Se è vero che passiamo più tempo al lavoro che nel nostro letto, la scelta delle sedute per l’ufficio è fondamentale. Quella giusta ci sostiene tutto il giorno, dev’essere comoda ed ergonomica, ma non deve fare solo del bene a noi, deve anche prendersi cura del pianeta. Per questo Steelcase, leader mondiale dell’arredamento da ufficio, ha progettato Think in base alle regole C2C. E Herman Miller, un altro gigante di questo settore, ha prodotto Mirra, sempre certificata C2C. A fine vita, queste sedie vengono ritirate dal produttore e il 40% del materiale può essere subito riutilizzato in nuovi mobili. Il resto viene fuso e riplasmato per ricavare altre parti. In complesso, il 96% del materiale viene riutilizzato. Un risultato strabiliante, ottenuto attraverso l’attenta progettazione del pezzo e l’impostazione della catena di distribuzione, in modo che funzioni nei due sensi. Non sono gli unici: Allsteel, Brandrud, Geiger, Keilhauer e molti altri che si muovono nel settore dell’arredamento per ufficio sono estremamente attenti all’impatto ambientale dei loro prodotti.

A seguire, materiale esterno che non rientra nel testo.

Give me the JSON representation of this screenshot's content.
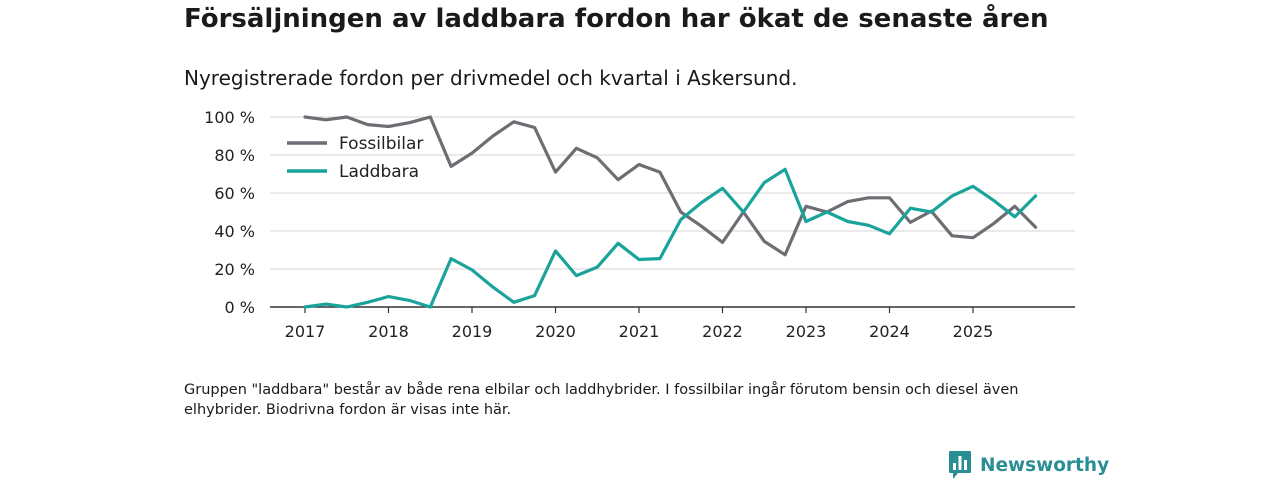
{
  "title": "Försäljningen av laddbara fordon har ökat de senaste åren",
  "subtitle": "Nyregistrerade fordon per drivmedel och kvartal i Askersund.",
  "note": "Gruppen \"laddbara\" består av både rena elbilar och laddhybrider. I fossilbilar ingår förutom bensin och diesel även elhybrider. Biodrivna fordon är visas inte här.",
  "brand": "Newsworthy",
  "colors": {
    "fossil": "#6e6d73",
    "laddbara": "#1aa39a",
    "grid": "#d6d6d6",
    "axis": "#333333",
    "brand": "#2a8e95"
  },
  "chart_data": {
    "type": "line",
    "x_start": 2017,
    "points_per_year": 4,
    "xticks": [
      "2017",
      "2018",
      "2019",
      "2020",
      "2021",
      "2022",
      "2023",
      "2024",
      "2025"
    ],
    "yticks": [
      "0 %",
      "20 %",
      "40 %",
      "60 %",
      "80 %",
      "100 %"
    ],
    "ylim": [
      0,
      100
    ],
    "legend_position": "top-left",
    "series": [
      {
        "name": "Fossilbilar",
        "color_key": "fossil",
        "values": [
          100,
          98.5,
          100,
          96,
          95,
          97,
          100,
          74,
          81,
          90,
          97.5,
          94.5,
          71,
          83.5,
          78.5,
          67,
          75,
          71,
          50,
          42.5,
          34,
          50,
          34.5,
          27.5,
          53,
          50,
          55.5,
          57.5,
          57.5,
          44.5,
          50.5,
          37.5,
          36.5,
          44,
          53,
          42
        ]
      },
      {
        "name": "Laddbara",
        "color_key": "laddbara",
        "values": [
          0,
          1.5,
          0,
          2.5,
          5.5,
          3.5,
          0,
          25.5,
          19.5,
          10.5,
          2.5,
          6,
          29.5,
          16.5,
          21,
          33.5,
          25,
          25.5,
          46,
          55,
          62.5,
          50,
          65.5,
          72.5,
          45,
          50,
          45,
          43,
          38.5,
          52,
          50,
          58.5,
          63.5,
          56,
          47.5,
          58.5
        ]
      }
    ]
  }
}
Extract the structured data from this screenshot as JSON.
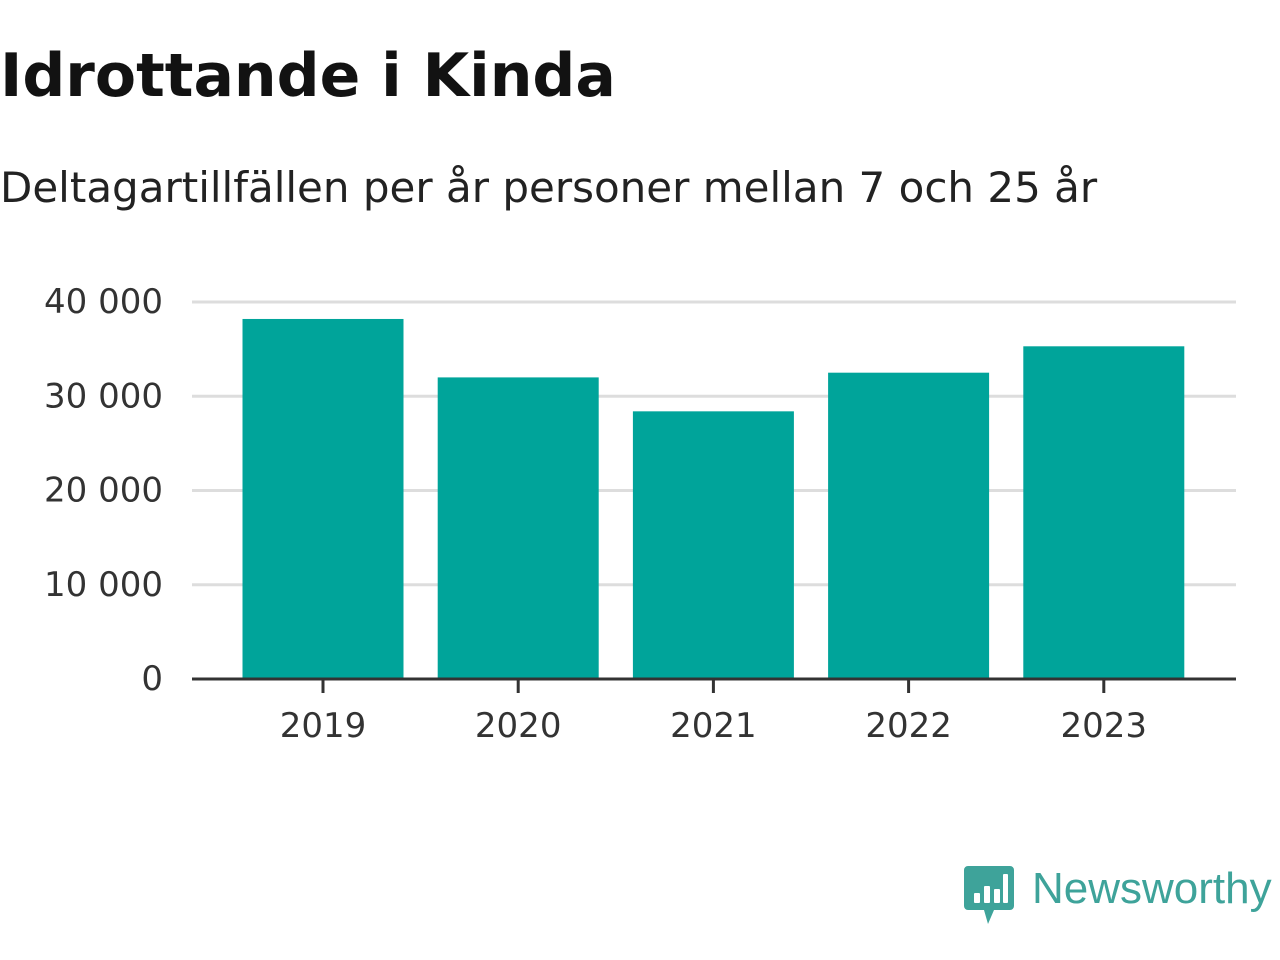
{
  "header": {
    "title": "Idrottande i Kinda",
    "subtitle": "Deltagartillfällen per år personer mellan 7 och 25 år"
  },
  "chart_data": {
    "type": "bar",
    "categories": [
      "2019",
      "2020",
      "2021",
      "2022",
      "2023"
    ],
    "values": [
      38200,
      32000,
      28400,
      32500,
      35300
    ],
    "ylim": [
      0,
      40000
    ],
    "yticks": [
      0,
      10000,
      20000,
      30000,
      40000
    ],
    "ytick_labels": [
      "0",
      "10 000",
      "20 000",
      "30 000",
      "40 000"
    ],
    "xlabel": "",
    "ylabel": "",
    "grid": true,
    "legend": "none",
    "bar_color": "#00a49a",
    "grid_color": "#dddddd",
    "axis_color": "#333333"
  },
  "footer": {
    "brand": "Newsworthy",
    "brand_color": "#3ea39a",
    "brand_icon": "newsworthy-chart-bubble-icon"
  }
}
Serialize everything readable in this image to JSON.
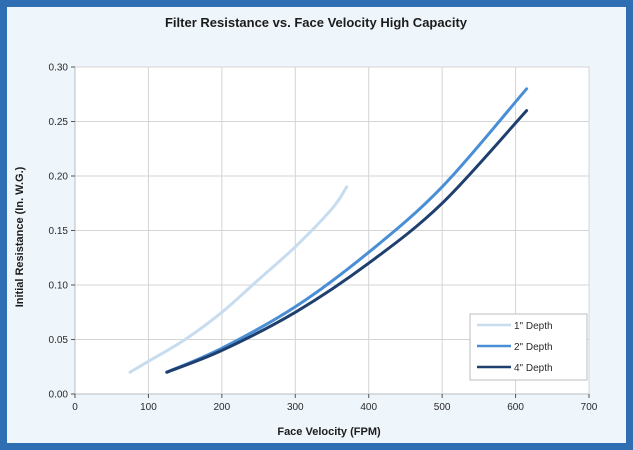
{
  "chart_data": {
    "type": "line",
    "title": "Filter Resistance vs. Face Velocity High Capacity",
    "xlabel": "Face Velocity (FPM)",
    "ylabel": "Initial Resistance (In. W.G.)",
    "xlim": [
      0,
      700
    ],
    "ylim": [
      0,
      0.3
    ],
    "xticks": [
      0,
      100,
      200,
      300,
      400,
      500,
      600,
      700
    ],
    "xtick_labels": [
      "0",
      "100",
      "200",
      "300",
      "400",
      "500",
      "600",
      "700"
    ],
    "yticks": [
      0,
      0.05,
      0.1,
      0.15,
      0.2,
      0.25,
      0.3
    ],
    "ytick_labels": [
      "0.00",
      "0.05",
      "0.10",
      "0.15",
      "0.20",
      "0.25",
      "0.30"
    ],
    "grid": true,
    "legend_position": "bottom-right",
    "series": [
      {
        "name": "1\" Depth",
        "color": "#c8dcef",
        "x": [
          75,
          100,
          150,
          200,
          250,
          300,
          350,
          370
        ],
        "y": [
          0.02,
          0.03,
          0.05,
          0.075,
          0.105,
          0.135,
          0.17,
          0.19
        ]
      },
      {
        "name": "2\" Depth",
        "color": "#4a8fd6",
        "x": [
          125,
          200,
          300,
          400,
          500,
          615
        ],
        "y": [
          0.02,
          0.042,
          0.08,
          0.13,
          0.19,
          0.28
        ]
      },
      {
        "name": "4\" Depth",
        "color": "#1f3f6e",
        "x": [
          125,
          200,
          300,
          400,
          500,
          615
        ],
        "y": [
          0.02,
          0.04,
          0.075,
          0.12,
          0.175,
          0.26
        ]
      }
    ]
  }
}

Non è un caso che proprio i mobili da ufficio siano i più avanti nella progettazione circolare. Se una grande corporation vuole raggiungere standard elevati di sostenibilità e costruisce i suoi stabilimenti seguendo le linee guida Leed (Leadership in Energy & Environmental Design), l’arredamento d’interni conta e i prodotti certificati C2C sono premiati nel punteggio finale. Così il design rigenerativo è arrivato anche nelle sedie e nelle scrivanie degli impiegati di tutto il mondo.

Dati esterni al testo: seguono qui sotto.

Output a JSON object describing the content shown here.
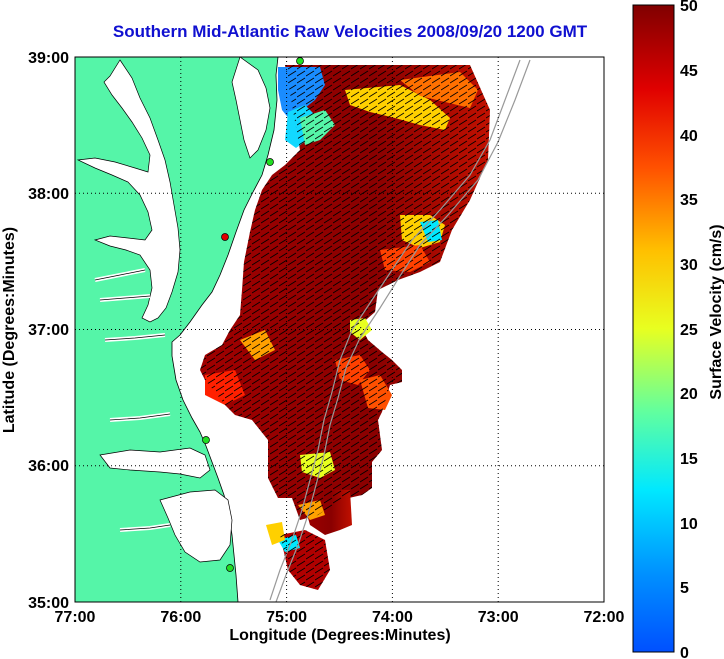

Nei mobili Steelcase, si tiene conto dell’impatto ambientale in ogni fase del ciclo di vita: estrazione dei materiali, produzione, trasporto, utilizzo, riutilizzo e smaltimento. Think è composta per il 99% del suo peso da materiali riciclabili e può essere smontata in cinque minuti usando attrezzi di uso comune. Ma anche 32 Seconds, un’altra sedia certificata C2C, è altrettanto facile da costruire e smantellare: per montarla, come dice il nome, s’impiegano solo 32 secondi, per smantellarla bastano 6 minuti e Steelcase garantisce che il 45% del suo peso viene da materiali riciclati. Con 32 Seconds è stato lanciato anche il nuovo imballaggio Eco-Smart. La sedia viene imballata in tre parti, riducendo le dimensioni complessive del 50%: questo significa maggiore efficienza nel trasporto, meno emissioni di CO2 e un minor consumo di benzina. Steelcase è solo uno degli esempi virtuosi: Herman Miller ha sei sedie, una scrivania e tre linee di arredamento per open space certificate C2C, ha contribuito a fondare il Green Building Council e tutti i suoi stabilimenti produttivi sono certificati Leed.
Le ricadute di questo movimento per il comparto manifatturiero che compone la filiera del design d’interni sono di vasta portata: i produttori di arredamento per ufficio hanno bisogno di materiali plastici, tessili, legno e così via per costruire le loro postazioni di lavoro. Steelcase, che ha anche uno studio di architettura, chiede ai suoi fornitori pavimenti sostenibili, rivestimenti puliti e illuminazione efficiente. Il circolo virtuoso si allarga al mondo delle costruzioni: si trovano ormai piastrelle, tegole, materiali isolanti, vetri per l’architettura, intonaci, rivestimenti per facciate che s’inseriscono nella progettazione rigenerativa.
Uno dei casi più interessanti, nell’ambito delle materie prime, è relativo al settore del calcestruzzo, il materiale più utilizzato al mondo, con un consumo annuo pro-capite di 3,5 tonnellate e una produzione complessiva di 10 miliardi di metri cubi l’anno. Una parte di questo materiale – il 2% in Europa e il 5% negli Usa – finisce in discarica, prassi estremamente impattante, che la normativa europea prevede di abolire. Qui interviene Re-Con Zero, un additivo innovativo prodotto da Mapei, che trasforma in pochi minuti il calcestruzzo reso in materiale granulare, che può essere integralmente riutilizzato come aggregato per la produzione di nuovo calcestruzzo. Grazie a questo prodotto, alla lunga si potrà ridurre drasticamente il volume di rifiuti inerti.
Ognuna di queste aziende, impegnate sul fronte del design rigenerativo, ha speso anni di lavoro a ristrutturare i propri processi produttivi, per ottenere un vantaggio competitivo sulla concorrenza. E chi aspira a una certificazione Leed, oggi, si orienta naturalmente verso questi fornitori. L’innovazione al servizio dell’ambiente costa fatica, ma assicura una marcia in più, che non passa inosservata.